Angga Roni Priambodo | Praba Mustika
Bus Seruduk Mobil di Gerbang Tol Cipali. (Facebook/Dash Cam Owners Indonesia)
Bus Seruduk Mobil di Gerbang Tol Cipali. (Facebook/Dash Cam Owners Indonesia)

Mobimoto.com - Beberapa waktu belakangan ini insiden lakalantas (kecelakaan lalu lintas) di jalan tol cukup sering terjadi. Mulai dari tabrakan beruntun di Tol Cipularang KM 91 dan teranyar sebuah bus menyeruduk mobil di gerbang tol Cipali.

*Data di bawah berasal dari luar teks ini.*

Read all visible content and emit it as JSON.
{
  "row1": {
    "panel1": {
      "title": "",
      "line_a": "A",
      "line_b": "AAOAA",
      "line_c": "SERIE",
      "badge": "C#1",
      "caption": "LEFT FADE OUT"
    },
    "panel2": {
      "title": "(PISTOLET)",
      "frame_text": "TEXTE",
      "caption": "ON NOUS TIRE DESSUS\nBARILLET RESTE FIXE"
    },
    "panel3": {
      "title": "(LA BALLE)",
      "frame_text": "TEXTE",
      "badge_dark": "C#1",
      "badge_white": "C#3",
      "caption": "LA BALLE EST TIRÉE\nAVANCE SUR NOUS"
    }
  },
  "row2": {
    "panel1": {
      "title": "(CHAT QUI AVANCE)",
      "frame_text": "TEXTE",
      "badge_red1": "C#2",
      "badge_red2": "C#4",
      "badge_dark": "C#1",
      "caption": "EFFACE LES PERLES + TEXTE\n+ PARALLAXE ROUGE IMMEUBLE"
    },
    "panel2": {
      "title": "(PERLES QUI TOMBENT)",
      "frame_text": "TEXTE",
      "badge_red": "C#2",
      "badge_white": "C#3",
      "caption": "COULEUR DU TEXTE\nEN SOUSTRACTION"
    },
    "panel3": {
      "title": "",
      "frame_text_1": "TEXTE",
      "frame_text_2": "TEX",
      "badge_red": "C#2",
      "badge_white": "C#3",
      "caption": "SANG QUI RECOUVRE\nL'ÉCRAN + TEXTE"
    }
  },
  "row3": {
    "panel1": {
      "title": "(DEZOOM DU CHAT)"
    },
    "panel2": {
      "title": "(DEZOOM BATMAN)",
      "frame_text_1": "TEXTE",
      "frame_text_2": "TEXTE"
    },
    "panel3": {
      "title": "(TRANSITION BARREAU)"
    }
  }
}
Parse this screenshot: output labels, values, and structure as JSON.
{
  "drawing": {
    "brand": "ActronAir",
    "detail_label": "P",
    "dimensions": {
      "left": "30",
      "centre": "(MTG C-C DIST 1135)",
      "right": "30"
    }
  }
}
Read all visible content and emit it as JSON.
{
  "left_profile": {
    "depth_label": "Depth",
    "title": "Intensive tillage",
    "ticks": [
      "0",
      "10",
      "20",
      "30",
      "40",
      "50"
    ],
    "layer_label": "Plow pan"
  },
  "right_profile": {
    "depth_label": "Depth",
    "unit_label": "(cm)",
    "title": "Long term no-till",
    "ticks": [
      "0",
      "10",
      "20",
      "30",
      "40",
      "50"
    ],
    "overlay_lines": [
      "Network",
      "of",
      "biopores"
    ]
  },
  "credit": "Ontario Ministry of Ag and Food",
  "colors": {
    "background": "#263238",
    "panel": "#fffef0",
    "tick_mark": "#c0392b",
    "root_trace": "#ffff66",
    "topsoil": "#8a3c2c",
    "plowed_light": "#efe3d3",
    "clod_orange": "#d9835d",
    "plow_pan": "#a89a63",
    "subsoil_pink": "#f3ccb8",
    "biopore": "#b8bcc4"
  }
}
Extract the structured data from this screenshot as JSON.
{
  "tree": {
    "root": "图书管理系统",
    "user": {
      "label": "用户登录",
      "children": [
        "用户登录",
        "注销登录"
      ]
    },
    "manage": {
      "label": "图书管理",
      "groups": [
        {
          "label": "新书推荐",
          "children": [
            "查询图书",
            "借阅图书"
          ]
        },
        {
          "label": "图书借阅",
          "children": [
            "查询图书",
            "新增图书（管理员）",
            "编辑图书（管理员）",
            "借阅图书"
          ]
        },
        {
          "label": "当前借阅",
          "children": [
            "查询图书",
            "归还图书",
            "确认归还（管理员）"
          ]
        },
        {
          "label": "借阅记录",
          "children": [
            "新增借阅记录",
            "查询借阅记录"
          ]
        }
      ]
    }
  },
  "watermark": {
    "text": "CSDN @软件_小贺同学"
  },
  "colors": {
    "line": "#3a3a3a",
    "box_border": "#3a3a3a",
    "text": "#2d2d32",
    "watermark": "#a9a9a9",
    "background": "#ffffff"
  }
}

Sementara, diduga sopir bus telat menginjak pedal rem.

Melalui jejaring Facebook, akun Dash Cam Owners Indonesia membagikan video rekaman kamera CCTV yang memperlihatkan insiden bus yang menyeruduk mobil Mitsubishi Xpander putih di gerbang tol.

Pada video berdurasi 30 detik itu, terlihat mobil Mitsubishi Xpander putih sudah melambatkan laju kendaraannya sesaat sebelum gerbang tol.

Tepat di belakangnya ada sebuah bus yang melaju dengan kecepatan cukup tinggi.

Bus sempat melambat, namun kemudian diduga waktu pengereman yang terlambat membuat bus menyeruduk mobil di depannya.

Mobil Diseruduk Bus di Tol Cipali. (Facebook/Dash Cam Owners Indonesia)
Mobil Diseruduk Bus di Tol Cipali. (Facebook/Dash Cam Owners Indonesia)

Dugaan lain adalah bus tersebut juga diseruduk kendaraan lain di belakangnya.

Lain lagi dengan warganet yang memberi teori lain mengapa bus tersebut bisa menyeruduk mobil di gerbang tol Cipali.

"Kayaknya bus kena sundul dari belakang, coba perhatikan sebelum bus menyundul," kata Wanto.

"Sepertinya itu (bus) juga ditabrak mbah. Soalnya kalau sopir bus ngantuk, masa iya sempat nyalain (lampu) hazard," tulis Wijaya.

"Memang paling was-was kalau di belkang ada bus, truk atau kendaraan besar. Ya jaga jarak atau ngalah aja biar duluan yang besar. Itu kalau ketemu turunan dan di jalan tol, dan berarti betul juga seperti yang di atas lebih baik cari palang tol yang khusus mobil kecil, meskipun yang namanya kecelakaan nggak pilih-pilih, tapi setidaknya untuk lebih waspada saja." Ujar Adysoed memberi saran.